Bei einer Ehekrise entscheiden sich die meisten Paare zwischen zwei Möglichkeiten: den Kindern zuliebe zusammenzubleiben oder sich unter erheblichen psychischen Belastungen, insbesondere für den Nachwuchs, zu trennen. Doch es gibt noch eine dritte Möglichkeit, meinen die Autoren. Hier beenden Mutter und Vater zwar ihre Liebesbeziehung zueinander, als Eltern bilden sie jedoch weiter ein Gespann. Da keine Trennung der anderen gleicht, gibt es hier keinen Königsweg.
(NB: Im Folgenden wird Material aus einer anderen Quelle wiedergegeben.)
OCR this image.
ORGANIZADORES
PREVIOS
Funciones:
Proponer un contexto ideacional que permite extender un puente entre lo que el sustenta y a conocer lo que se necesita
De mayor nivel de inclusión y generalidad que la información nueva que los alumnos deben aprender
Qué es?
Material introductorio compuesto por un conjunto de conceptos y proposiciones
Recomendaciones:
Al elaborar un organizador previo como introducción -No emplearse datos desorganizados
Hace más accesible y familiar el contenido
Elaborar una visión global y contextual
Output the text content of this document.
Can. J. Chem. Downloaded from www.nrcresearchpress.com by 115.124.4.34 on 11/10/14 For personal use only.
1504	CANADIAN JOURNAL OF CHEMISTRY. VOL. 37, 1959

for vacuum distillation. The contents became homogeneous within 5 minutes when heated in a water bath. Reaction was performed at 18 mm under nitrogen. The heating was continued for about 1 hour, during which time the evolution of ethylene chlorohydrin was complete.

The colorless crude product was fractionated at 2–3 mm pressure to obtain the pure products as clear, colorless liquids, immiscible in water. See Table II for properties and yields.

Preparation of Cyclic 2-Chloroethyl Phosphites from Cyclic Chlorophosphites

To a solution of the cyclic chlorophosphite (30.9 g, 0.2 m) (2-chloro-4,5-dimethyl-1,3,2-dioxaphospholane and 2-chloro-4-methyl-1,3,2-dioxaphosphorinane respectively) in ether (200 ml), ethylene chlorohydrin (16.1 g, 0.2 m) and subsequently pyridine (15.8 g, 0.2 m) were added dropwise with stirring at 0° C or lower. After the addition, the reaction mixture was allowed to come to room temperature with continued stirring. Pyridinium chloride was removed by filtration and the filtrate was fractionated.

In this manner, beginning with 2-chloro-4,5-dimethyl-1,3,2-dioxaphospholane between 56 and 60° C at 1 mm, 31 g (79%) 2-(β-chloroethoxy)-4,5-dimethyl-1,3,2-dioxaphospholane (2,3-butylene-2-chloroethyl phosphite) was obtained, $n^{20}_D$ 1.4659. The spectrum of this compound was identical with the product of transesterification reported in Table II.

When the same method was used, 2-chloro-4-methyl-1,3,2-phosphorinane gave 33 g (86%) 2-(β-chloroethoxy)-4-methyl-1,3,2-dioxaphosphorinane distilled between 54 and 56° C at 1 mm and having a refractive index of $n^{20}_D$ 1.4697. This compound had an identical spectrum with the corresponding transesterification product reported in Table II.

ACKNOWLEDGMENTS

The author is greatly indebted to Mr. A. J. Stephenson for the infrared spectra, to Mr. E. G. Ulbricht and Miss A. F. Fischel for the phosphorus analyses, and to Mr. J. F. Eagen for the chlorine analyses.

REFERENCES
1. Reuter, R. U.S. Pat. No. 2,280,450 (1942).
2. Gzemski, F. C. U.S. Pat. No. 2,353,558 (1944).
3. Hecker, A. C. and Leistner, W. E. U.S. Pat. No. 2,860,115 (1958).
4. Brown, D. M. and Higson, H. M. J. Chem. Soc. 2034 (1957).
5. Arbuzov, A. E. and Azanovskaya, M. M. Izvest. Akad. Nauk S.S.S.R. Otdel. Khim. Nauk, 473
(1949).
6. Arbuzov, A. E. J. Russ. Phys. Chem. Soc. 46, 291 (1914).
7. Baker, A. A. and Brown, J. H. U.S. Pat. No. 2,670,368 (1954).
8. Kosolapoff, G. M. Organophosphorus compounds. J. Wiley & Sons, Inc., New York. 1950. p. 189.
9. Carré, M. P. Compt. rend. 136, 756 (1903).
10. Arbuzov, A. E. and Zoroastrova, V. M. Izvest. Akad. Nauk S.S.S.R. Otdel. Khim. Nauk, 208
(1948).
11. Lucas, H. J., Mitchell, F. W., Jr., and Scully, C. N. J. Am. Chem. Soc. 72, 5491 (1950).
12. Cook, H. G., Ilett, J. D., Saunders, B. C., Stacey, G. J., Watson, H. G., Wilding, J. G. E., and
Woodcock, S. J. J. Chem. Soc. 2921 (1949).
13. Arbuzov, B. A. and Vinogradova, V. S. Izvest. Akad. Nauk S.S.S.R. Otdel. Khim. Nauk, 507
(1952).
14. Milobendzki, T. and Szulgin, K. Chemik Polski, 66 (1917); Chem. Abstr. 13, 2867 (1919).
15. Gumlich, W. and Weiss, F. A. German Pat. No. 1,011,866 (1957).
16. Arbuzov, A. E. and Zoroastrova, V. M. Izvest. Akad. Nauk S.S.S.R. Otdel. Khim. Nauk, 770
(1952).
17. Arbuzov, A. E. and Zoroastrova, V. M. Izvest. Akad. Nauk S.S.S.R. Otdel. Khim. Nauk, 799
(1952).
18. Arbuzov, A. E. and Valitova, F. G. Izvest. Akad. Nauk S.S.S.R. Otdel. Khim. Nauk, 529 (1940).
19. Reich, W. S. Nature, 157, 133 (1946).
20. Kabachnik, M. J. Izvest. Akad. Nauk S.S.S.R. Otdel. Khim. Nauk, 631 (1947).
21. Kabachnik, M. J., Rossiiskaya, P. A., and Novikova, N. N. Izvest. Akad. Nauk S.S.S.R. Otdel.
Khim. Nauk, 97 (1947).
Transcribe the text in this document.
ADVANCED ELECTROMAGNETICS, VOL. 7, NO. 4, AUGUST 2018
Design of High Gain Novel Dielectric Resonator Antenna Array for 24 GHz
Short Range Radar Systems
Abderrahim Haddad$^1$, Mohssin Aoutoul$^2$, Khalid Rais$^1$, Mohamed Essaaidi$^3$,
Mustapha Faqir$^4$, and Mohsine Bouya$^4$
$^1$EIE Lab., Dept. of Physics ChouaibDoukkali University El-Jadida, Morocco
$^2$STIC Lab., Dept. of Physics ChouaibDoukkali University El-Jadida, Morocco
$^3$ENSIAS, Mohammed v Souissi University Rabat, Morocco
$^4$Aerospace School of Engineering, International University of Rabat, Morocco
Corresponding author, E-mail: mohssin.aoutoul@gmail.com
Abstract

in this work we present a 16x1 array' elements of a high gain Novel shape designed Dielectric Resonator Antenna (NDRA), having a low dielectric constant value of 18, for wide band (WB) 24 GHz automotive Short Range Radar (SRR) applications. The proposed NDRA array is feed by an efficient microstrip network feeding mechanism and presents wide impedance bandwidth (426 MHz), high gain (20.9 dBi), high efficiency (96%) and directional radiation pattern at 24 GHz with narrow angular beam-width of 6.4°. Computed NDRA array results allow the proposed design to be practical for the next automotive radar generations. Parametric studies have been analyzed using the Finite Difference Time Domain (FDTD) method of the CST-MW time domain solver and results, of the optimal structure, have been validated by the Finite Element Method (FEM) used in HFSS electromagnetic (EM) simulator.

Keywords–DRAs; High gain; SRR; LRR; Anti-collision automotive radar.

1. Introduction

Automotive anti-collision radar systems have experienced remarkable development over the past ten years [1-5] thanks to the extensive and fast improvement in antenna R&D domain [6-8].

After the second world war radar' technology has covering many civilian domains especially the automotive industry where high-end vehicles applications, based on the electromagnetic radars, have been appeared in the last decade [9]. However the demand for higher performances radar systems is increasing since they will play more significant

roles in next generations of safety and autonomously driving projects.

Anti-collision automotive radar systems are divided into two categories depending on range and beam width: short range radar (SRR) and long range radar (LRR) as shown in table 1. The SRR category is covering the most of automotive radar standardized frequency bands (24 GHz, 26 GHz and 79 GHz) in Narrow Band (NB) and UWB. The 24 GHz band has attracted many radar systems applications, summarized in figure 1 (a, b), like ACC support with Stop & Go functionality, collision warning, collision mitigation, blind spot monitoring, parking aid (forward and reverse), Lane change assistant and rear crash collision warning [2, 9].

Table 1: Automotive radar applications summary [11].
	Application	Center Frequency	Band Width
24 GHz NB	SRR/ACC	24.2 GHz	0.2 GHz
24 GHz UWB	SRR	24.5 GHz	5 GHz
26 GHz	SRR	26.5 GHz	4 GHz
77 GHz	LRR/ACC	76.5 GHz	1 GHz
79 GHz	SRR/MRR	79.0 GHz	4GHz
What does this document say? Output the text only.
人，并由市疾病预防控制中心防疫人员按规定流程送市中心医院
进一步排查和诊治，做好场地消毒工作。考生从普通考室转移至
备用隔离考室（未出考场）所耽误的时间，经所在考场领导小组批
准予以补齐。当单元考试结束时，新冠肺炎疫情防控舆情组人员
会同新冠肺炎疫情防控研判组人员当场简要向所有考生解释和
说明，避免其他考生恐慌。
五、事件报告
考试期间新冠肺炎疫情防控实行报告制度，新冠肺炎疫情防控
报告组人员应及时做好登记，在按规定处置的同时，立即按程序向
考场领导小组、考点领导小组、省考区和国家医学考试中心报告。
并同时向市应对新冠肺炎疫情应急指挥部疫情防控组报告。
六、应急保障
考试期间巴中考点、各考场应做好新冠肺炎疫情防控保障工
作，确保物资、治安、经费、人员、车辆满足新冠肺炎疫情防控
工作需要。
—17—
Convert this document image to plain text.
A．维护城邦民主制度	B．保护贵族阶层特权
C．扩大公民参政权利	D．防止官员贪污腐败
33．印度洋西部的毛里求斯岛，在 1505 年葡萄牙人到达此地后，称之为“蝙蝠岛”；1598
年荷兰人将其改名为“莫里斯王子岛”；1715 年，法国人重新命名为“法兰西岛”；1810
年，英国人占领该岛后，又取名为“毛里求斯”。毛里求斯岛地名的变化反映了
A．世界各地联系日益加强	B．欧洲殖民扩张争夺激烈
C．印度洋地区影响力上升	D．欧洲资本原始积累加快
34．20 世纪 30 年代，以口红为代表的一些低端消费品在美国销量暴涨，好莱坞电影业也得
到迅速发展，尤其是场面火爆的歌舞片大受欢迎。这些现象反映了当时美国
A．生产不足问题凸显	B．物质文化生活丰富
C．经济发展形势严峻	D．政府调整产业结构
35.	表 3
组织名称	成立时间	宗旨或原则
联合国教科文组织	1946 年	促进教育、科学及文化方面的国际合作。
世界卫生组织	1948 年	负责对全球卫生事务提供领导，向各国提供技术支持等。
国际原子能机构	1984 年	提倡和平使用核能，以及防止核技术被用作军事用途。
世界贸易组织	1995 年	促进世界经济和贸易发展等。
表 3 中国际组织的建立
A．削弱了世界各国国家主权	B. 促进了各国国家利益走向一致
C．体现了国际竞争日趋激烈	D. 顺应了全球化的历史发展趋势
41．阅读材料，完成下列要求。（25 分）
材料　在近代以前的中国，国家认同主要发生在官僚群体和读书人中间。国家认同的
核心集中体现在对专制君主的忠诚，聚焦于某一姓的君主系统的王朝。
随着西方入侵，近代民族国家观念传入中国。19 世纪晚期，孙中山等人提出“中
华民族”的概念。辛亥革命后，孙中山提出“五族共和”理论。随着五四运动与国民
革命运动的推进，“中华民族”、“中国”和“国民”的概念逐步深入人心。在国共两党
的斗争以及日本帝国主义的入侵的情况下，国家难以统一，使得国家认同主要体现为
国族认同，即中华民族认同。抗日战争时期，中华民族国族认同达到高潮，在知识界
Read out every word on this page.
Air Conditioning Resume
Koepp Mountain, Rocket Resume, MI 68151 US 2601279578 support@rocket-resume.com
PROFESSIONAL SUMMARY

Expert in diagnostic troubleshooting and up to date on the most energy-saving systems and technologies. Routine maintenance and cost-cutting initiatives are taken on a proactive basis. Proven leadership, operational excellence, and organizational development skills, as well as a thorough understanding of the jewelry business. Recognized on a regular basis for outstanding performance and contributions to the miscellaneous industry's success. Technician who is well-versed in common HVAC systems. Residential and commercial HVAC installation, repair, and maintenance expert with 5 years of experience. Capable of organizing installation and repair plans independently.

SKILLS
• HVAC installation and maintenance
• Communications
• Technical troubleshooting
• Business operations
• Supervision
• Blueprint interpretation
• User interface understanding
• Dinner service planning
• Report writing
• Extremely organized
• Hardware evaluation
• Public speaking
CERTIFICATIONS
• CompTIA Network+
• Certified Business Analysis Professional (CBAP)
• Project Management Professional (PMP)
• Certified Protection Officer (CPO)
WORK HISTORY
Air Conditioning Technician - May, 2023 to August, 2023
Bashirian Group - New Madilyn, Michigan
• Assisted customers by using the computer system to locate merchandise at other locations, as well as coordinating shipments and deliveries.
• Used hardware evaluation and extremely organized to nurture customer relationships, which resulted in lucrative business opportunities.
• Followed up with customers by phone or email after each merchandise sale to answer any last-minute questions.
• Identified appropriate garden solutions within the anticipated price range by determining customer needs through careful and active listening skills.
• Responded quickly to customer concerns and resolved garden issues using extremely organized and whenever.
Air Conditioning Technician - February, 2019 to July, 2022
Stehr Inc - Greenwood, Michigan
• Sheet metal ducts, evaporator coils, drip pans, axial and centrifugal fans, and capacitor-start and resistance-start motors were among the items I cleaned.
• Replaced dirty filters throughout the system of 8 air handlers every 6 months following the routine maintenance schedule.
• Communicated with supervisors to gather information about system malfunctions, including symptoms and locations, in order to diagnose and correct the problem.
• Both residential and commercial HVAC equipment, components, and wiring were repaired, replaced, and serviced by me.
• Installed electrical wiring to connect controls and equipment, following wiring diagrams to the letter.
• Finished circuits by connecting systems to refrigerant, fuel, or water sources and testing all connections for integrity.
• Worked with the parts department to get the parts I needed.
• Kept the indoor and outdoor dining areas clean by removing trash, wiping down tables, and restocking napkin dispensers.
Der Band versteht sich deshalb als Ratgeber, der Leser, die vor einem ähnlichen Problem stehen, inspirieren und motivieren soll.
Das eigene Verhalten reflektieren
Laut den Autoren ist es weniger die Trennung an sich, die die Kinder belastet. Vielmehr seien es die vorausgehenden, endlosen Streitereien der Eltern sowie die Angst vor Veränderungen. Die damit einhergehenden Belastungen ließen sich zumindest mindern. Sowohl hitzige Auseinandersetzungen als auch liebevolle Annäherungen seien vor den Kindern zu vermeiden. Letztere könnten die falsche Hoffnung wecken, die Trennung sei nur vorübergehend. Stattdessen sollten die Eltern als fürsorgliches Team auftreten und ihren Kindern das Gefühl vermitteln, weiterhin gemeinsam für sie da zu sein. Das erfordere jedoch, dass man den jeweils anderen als Elternteil wertschätzt. Besonders viel Fingerspitzengefühl sei gefragt, wenn neue Partner ins Spiel kommen. Diese müssen eine klare Rolle einnehmen und von allen, insbesondere vom Nachwuchs, akzeptiert werden.
Willems, Appeldoorn und Goyens machen auch klar: Ist die Sicherheit der Kinder gefährdet oder sitzt der Schmerz zu tief, dann ist der vorgeschlagene dritte Weg womöglich nicht angeraten – zumindest vorerst. Das gilt vor allem für einseitige Trennungen, bei denen die oder der Verlassene zunächst räumliche und emotionale Distanz zum Ex-Partner aufbauen muss. Hier lautet die Empfehlung: Keine nostalgischen Erinnerungen an die verflossene Liebe hegen, sondern den Ex-Partner vor allem in seiner Rolle als Elternteil sehen.
Unklare Methodik
Um ihre Ratschläge wissenschaftlich zu untermauern, führen die Autoren Studien an, laut denen Kinder nach einer gelungenen Scheidung langfristig genauso zufrieden sind wie Kinder in intakten Familien. Leider erfährt man kaum etwas über die Methodik dieser Untersuchungen. Zu einer anderen zitierten Studie, in der Kinder und Eltern ihr Wohlbefinden vor und nach der Scheidung auf einer 10-Punkte-Skala angeben sollten, bleiben ebenfalls wichtige Fragen offen: nämlich, ob es sich um konfliktbeladene Trennungen oder solche auf dem "dritten Weg" handelte. Wer das wissen will, muss in die Originalarbeiten schauen.
In jedem Kapitel kommen betroffene Eltern und Kinder zu Wort, wobei auch negative Erfahrungen anklingen. Das vermittelt einen Eindruck davon, wie dritte Wege konkret aussehen können, und macht das Werk authentisch. Mit fortschreitender Lektüre stößt man jedoch immer häufiger auf Wiederholungen, worunter die Aufmerksamkeit beim Lesen leidet. Das ist schade, denn so geht manch interessanter Aspekt womöglich unter.
Eine "glückliche Scheidung", so der Tenor dieses Buchs, kann gelingen, wenn alle mit Umsicht dazu beitragen: Mutter, Vater, Kind und Bonuseltern.